To return to the question of the place of socio-cultural experience, the problem that I see exemplified here comes down to the fact that the cross has always been a scandal. It never really made any sense anyway! Thus, the answer to the question of whether there will be an age when these metaphors and models will become outdated, unintelligible, is that it’s always been like that. If we try to read the cross through socio-cultural experience, if we expect that experience to highlight real aspects of the work of Christ, we forget the insight (at least voiced by Holmes too) that it is human experience itself that should be read through the cross, not the other way around.
Putting it like that makes it look too simple. It assumes a naive realism where we unproblematically perceive the cross and then compare it with human experience, as if we do not draw on the same human experience in understanding the cross. Thus the problem is not that Holmes has turned socio-cultural experience into a criterion for theology, he hasn’t yet worked out an adequate balance between these two forces: on the one hand, the prevenience of the cross, on the other, the indispensability of experience.

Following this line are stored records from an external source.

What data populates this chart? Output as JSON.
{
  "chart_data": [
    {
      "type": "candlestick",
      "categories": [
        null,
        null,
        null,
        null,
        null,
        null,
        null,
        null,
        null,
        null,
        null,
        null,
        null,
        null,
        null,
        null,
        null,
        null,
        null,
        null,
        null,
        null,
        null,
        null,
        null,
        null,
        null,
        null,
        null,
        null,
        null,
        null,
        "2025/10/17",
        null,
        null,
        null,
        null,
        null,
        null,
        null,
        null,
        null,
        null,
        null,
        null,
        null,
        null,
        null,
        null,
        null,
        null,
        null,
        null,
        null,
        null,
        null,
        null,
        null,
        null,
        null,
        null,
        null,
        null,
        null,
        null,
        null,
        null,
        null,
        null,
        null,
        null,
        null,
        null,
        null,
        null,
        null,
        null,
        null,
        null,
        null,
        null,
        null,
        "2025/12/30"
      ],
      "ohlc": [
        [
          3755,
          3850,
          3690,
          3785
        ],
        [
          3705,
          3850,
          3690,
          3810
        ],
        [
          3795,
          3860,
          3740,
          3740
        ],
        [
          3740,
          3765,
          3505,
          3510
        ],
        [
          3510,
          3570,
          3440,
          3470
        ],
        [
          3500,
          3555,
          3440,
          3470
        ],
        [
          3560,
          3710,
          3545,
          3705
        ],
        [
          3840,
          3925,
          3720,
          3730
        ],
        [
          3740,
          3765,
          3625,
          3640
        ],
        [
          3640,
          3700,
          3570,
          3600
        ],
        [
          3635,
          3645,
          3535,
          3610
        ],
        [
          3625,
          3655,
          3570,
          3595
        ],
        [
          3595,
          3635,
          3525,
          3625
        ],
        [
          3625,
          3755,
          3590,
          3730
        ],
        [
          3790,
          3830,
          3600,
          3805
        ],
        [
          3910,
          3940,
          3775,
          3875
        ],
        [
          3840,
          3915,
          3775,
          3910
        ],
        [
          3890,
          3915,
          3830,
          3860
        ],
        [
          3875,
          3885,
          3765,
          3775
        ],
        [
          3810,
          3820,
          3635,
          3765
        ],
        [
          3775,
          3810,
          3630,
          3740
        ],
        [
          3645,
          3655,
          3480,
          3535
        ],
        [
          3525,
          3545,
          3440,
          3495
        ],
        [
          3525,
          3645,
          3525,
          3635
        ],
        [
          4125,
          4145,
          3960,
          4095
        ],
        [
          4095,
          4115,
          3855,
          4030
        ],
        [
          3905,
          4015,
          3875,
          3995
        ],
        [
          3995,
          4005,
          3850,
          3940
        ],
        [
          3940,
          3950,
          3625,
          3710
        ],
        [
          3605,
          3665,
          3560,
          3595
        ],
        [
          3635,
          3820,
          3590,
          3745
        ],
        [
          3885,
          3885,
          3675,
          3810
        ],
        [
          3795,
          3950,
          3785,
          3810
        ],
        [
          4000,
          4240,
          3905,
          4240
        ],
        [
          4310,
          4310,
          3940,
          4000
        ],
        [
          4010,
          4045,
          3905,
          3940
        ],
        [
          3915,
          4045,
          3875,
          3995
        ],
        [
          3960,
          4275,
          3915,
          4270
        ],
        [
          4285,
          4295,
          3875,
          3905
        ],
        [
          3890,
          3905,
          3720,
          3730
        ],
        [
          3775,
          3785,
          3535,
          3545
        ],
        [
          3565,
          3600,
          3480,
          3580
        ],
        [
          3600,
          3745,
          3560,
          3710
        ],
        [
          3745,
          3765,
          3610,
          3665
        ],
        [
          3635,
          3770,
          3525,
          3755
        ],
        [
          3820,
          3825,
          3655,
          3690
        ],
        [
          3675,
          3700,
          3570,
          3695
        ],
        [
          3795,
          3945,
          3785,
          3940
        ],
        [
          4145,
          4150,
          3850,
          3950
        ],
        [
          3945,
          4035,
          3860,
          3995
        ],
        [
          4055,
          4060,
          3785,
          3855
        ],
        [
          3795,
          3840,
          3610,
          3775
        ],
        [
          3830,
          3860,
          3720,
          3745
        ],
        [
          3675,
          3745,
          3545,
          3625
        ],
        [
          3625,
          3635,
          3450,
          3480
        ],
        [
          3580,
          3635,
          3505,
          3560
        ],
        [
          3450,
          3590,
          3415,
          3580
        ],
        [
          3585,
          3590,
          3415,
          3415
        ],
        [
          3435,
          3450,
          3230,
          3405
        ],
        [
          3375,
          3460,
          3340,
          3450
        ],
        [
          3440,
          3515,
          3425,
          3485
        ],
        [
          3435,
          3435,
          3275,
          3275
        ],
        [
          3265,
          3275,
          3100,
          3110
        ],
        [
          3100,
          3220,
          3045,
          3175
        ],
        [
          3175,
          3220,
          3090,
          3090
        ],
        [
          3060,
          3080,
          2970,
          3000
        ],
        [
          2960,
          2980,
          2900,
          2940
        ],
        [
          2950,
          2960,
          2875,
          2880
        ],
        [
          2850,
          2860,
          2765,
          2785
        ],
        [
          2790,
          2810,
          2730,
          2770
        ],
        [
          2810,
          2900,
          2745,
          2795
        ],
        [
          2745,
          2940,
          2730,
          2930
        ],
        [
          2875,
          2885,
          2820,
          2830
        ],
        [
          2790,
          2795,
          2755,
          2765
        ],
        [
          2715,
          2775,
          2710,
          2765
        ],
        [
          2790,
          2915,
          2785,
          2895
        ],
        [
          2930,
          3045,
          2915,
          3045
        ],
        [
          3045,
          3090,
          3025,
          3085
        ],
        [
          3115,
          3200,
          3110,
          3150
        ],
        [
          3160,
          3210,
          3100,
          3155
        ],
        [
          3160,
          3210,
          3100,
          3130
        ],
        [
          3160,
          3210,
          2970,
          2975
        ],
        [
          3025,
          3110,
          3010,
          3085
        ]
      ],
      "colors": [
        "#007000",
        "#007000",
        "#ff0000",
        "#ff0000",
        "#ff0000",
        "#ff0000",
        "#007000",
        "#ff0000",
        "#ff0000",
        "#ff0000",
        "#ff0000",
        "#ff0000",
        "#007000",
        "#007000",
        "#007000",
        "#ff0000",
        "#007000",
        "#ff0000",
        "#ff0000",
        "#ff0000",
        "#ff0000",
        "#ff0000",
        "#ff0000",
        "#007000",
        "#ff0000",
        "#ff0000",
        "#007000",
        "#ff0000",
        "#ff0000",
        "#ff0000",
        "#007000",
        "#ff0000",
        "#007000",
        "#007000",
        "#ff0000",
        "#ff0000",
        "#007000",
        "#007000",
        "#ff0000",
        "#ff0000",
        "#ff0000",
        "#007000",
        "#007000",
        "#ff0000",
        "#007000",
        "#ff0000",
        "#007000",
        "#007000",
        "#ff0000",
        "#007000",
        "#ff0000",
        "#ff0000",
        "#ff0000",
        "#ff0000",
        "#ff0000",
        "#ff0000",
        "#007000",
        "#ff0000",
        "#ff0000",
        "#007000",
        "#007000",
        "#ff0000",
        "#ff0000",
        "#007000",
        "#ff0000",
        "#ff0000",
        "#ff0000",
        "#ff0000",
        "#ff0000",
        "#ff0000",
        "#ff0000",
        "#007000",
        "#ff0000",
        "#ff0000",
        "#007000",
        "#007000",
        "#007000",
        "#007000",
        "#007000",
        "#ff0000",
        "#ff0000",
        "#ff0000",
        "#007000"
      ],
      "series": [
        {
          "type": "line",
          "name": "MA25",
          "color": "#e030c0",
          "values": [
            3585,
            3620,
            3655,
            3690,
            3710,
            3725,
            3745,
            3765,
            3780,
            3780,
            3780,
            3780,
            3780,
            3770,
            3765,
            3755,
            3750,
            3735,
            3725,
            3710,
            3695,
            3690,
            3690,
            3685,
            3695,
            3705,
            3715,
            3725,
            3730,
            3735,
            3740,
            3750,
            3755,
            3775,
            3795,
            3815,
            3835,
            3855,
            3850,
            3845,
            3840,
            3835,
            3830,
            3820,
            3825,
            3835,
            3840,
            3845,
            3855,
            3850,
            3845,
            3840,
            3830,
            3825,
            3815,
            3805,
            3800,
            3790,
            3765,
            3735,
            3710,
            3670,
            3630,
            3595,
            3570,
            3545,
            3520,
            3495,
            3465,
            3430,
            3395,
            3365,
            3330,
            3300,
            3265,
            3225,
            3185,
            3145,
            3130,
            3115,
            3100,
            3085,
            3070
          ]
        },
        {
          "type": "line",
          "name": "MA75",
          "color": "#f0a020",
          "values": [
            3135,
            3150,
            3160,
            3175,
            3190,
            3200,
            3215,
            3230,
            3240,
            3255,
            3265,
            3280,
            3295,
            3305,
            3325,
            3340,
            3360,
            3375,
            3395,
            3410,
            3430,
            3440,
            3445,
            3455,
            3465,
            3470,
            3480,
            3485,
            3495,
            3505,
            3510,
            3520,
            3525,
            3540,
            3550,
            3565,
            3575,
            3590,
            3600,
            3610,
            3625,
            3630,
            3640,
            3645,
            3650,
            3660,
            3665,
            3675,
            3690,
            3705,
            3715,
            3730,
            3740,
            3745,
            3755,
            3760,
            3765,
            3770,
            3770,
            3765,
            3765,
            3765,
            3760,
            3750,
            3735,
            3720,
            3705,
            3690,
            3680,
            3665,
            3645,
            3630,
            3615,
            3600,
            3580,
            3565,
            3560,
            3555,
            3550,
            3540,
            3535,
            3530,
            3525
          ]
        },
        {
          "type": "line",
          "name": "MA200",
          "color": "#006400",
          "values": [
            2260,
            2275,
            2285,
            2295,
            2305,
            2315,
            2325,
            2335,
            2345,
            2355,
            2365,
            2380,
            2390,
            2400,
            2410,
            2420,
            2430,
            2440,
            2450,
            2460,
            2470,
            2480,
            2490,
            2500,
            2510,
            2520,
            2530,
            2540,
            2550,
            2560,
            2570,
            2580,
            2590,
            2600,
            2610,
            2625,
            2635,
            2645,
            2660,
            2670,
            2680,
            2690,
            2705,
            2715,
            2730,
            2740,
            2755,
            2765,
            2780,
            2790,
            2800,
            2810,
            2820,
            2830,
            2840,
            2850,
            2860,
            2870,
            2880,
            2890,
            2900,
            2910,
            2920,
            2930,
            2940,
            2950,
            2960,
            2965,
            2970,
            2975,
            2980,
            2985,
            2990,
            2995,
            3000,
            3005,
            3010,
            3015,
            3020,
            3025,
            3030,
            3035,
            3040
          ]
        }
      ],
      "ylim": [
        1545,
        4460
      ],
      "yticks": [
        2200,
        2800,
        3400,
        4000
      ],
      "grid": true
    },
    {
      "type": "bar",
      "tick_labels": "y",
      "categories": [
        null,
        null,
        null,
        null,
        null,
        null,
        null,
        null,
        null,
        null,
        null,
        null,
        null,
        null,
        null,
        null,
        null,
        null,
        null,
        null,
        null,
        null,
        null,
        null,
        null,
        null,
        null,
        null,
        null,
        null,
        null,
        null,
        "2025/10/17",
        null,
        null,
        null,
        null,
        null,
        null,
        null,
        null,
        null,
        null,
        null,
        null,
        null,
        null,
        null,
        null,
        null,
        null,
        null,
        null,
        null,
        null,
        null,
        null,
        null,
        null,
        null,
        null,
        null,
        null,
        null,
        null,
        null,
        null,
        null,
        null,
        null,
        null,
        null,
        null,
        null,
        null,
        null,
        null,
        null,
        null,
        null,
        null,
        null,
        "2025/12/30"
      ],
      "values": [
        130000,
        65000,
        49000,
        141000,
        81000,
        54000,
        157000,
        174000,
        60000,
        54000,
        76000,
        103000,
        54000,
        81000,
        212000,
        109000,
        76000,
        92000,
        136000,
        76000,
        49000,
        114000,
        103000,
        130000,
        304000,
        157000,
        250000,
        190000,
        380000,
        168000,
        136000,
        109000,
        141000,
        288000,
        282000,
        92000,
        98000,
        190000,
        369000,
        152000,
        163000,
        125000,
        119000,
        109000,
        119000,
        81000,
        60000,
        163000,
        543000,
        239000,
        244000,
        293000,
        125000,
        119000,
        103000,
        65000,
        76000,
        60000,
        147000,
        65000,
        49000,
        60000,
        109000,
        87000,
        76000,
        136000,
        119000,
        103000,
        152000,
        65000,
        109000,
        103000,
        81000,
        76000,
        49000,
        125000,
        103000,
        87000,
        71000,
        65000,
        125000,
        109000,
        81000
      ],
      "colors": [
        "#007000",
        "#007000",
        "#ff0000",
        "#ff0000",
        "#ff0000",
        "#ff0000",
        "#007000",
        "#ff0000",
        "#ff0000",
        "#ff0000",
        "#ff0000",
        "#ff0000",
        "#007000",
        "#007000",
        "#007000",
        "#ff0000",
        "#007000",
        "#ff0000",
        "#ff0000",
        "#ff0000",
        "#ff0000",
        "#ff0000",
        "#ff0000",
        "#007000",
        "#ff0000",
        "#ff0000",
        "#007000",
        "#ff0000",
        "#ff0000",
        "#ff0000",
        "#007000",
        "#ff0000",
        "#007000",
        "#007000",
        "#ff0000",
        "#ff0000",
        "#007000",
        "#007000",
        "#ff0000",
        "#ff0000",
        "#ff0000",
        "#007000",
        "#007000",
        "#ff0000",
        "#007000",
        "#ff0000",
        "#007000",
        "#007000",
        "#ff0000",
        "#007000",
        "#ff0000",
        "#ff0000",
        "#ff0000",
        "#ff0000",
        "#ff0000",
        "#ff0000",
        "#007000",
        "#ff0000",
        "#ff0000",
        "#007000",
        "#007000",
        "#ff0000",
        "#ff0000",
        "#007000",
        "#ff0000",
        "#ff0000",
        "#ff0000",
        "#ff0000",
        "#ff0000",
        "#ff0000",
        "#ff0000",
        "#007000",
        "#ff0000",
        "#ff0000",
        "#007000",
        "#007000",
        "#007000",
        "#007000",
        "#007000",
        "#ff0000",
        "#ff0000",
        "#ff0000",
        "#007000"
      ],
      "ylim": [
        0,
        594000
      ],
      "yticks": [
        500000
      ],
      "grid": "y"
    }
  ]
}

The question, then, is, how to make the scandal of the cross intelligible? My own inclination is to treat the Biblical metaphors themselves as foundational, as bedrock. There is no access to the facts that they describe, or to the content that they deliver, save through the metaphors themselves. God has been gracious enough to provide us in Scripture not simply with a nude content, which is experience free, passion free, purpose free, but rather with a normative stance towards God, Jesus, salvation and so on. The metaphors that Scripture uses engender a perspective, a stance, a perfomative (not simply a propositional) attitude and orientation towards what is revealed. Given the constitutive nature of those experiences and metaphors, I simply don’t think it is possible to get beneath them. We tried and we failed.
Why not treat those very metaphors as foundational? Does this end up with a sterile biblicism? It could. But this does not mean that improvisation is impossible. But what guides this improvisation is not the vision of a pure content, but a primordial and normative performance. That’s the Scriptural performance.
There is a propositional element in this - as far as it can be - not one that can be isolated from the affectional and the performative, but one that is only made possible through it. It is not at all accidental that Jesus held that he is the truth.